HELPING PATIENTS HEAL

Psychosocial factors believed to protect against posttraumatic stress include an active coping style, a positive outlook, a moral compass, cognitive flexibility, social support, and exercise.

“I can’t overestimate the importance of exercise,” Dr. Weisler said. “If you can get in your 19 or 20 miles or so of walking a week or work outside and burn calories, that makes a huge difference.”

Signs of a psychological disorder in survivors include withdrawal, personality change, sadness that prevents working or coping with new situations, expressions of survivor’s guilt, nightmares, angry outbursts, emotional numbness, and harm to self or others.
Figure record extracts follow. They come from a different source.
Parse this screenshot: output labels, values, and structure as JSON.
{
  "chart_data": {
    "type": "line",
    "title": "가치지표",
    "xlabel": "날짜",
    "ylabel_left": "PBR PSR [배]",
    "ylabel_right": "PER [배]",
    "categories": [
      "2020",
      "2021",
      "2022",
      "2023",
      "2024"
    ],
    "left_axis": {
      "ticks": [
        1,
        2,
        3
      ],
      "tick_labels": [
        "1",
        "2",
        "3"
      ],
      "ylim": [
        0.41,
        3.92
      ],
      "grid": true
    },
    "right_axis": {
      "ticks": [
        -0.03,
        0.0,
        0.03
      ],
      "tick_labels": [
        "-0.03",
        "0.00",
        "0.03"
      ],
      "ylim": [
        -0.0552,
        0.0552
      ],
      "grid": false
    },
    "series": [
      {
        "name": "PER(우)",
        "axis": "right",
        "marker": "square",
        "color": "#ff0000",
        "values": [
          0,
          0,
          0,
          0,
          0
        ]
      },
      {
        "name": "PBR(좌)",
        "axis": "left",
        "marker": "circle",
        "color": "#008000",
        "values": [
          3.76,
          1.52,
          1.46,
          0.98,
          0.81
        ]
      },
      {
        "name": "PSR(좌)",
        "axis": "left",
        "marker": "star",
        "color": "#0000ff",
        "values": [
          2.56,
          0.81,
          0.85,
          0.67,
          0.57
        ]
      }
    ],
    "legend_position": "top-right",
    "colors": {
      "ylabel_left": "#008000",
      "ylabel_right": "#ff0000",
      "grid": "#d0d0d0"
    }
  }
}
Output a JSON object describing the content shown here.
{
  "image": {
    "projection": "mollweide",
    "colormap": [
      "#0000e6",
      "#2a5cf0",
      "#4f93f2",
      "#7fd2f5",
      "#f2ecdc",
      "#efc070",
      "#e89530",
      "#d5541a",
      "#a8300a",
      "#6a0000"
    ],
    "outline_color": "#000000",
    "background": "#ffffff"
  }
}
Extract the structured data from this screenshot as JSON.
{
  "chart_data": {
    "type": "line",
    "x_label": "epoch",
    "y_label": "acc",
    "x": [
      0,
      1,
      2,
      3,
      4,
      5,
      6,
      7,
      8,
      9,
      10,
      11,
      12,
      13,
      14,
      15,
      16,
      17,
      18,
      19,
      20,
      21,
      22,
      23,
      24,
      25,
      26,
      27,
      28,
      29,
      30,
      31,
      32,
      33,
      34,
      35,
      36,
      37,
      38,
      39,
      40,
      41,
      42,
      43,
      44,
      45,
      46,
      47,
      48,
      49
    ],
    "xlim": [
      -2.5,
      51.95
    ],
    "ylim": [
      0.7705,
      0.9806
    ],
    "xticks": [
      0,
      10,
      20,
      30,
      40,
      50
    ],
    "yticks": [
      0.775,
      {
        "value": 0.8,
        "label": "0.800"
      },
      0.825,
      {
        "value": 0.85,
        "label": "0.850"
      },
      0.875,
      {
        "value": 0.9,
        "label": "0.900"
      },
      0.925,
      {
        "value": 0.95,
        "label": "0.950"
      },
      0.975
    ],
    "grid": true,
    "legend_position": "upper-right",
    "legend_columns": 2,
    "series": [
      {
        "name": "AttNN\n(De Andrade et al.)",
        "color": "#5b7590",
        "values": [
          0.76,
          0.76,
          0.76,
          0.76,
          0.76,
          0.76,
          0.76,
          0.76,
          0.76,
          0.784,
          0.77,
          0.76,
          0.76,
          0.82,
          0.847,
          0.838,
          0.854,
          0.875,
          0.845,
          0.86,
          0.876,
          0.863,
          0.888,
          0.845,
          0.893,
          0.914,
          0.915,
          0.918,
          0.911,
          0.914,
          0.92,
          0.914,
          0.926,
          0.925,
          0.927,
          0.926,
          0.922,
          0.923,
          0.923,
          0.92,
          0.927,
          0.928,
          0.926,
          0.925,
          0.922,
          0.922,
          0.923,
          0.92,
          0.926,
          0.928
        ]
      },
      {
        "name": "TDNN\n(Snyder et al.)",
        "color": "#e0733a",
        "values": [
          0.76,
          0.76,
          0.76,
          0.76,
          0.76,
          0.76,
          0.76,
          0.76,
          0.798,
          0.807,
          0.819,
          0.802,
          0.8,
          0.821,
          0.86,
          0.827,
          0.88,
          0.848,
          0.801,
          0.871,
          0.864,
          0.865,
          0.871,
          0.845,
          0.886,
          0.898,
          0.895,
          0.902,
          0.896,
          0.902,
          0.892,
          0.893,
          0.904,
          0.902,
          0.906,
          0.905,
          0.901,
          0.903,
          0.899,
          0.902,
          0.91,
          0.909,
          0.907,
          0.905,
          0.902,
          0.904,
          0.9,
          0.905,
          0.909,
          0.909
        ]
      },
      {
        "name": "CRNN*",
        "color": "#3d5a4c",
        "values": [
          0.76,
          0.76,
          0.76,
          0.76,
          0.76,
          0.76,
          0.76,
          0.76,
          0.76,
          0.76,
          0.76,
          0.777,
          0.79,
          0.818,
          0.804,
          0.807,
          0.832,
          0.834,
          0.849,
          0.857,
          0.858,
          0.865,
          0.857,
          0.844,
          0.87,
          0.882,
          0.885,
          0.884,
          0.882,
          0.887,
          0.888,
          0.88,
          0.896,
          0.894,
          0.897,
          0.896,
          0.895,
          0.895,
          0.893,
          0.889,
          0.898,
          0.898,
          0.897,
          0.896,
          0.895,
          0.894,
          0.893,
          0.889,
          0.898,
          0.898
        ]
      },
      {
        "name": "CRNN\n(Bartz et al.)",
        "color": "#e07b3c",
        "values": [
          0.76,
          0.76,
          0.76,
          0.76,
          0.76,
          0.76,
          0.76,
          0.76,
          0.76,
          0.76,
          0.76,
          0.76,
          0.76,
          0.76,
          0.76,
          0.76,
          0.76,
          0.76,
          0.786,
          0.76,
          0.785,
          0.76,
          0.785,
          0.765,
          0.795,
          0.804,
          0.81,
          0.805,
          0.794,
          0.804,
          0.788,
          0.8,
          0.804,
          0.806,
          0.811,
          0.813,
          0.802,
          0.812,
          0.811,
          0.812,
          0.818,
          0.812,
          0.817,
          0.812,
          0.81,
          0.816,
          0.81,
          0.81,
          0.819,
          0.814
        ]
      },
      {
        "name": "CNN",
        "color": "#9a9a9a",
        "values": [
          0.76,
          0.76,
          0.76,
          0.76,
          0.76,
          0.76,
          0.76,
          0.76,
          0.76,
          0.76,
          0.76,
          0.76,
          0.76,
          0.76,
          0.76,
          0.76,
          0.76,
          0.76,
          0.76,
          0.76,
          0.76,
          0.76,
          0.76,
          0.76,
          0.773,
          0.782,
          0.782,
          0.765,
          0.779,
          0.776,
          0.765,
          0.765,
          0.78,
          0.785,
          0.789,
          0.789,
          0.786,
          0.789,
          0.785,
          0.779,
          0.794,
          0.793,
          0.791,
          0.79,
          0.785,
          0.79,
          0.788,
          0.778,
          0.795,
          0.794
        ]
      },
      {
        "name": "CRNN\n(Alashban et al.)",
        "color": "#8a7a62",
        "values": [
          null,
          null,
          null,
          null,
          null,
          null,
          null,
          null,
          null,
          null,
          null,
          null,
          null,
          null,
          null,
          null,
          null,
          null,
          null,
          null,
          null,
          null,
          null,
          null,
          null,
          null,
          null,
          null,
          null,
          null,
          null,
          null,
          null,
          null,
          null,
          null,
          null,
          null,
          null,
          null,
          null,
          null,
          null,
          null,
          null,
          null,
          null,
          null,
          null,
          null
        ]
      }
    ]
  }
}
For PTSD, prolonged exposure is the most common and effective form of cognitive-behavioral therapy, Dr. Weisler explained. The suggested treatment length is 10 to 15 sessions. First-line pharmacological PTSD treatments are selective serotonin reuptake inhibitors and serotonin-norepinephrine reuptake inhibitors. A longer duration of pharmacologic treatment is associated with better outcomes.

So is a shorter duration of symptoms before treatment begins, he added later.

“My own bias is, if we intervene earlier, we get a whole lot better mental health outcomes, just like we do with physical problems,” said Dr. Weisler, who runs a private practice in Raleigh, North Carolina.

“You don’t want to wait until somebody’s hypertension has smoldered for decades, and you don’t want to do that with depression or PTSD or substance abuse. The sooner we address them, the better off that person will be—and usually their family and society. And that’s why we all need to work together.”

—Jolynn Tumolo

Reference

“Disaster mental health principles and practice.” Presented at Psych Congress 2018: Orlando, FL; October 27, 2018.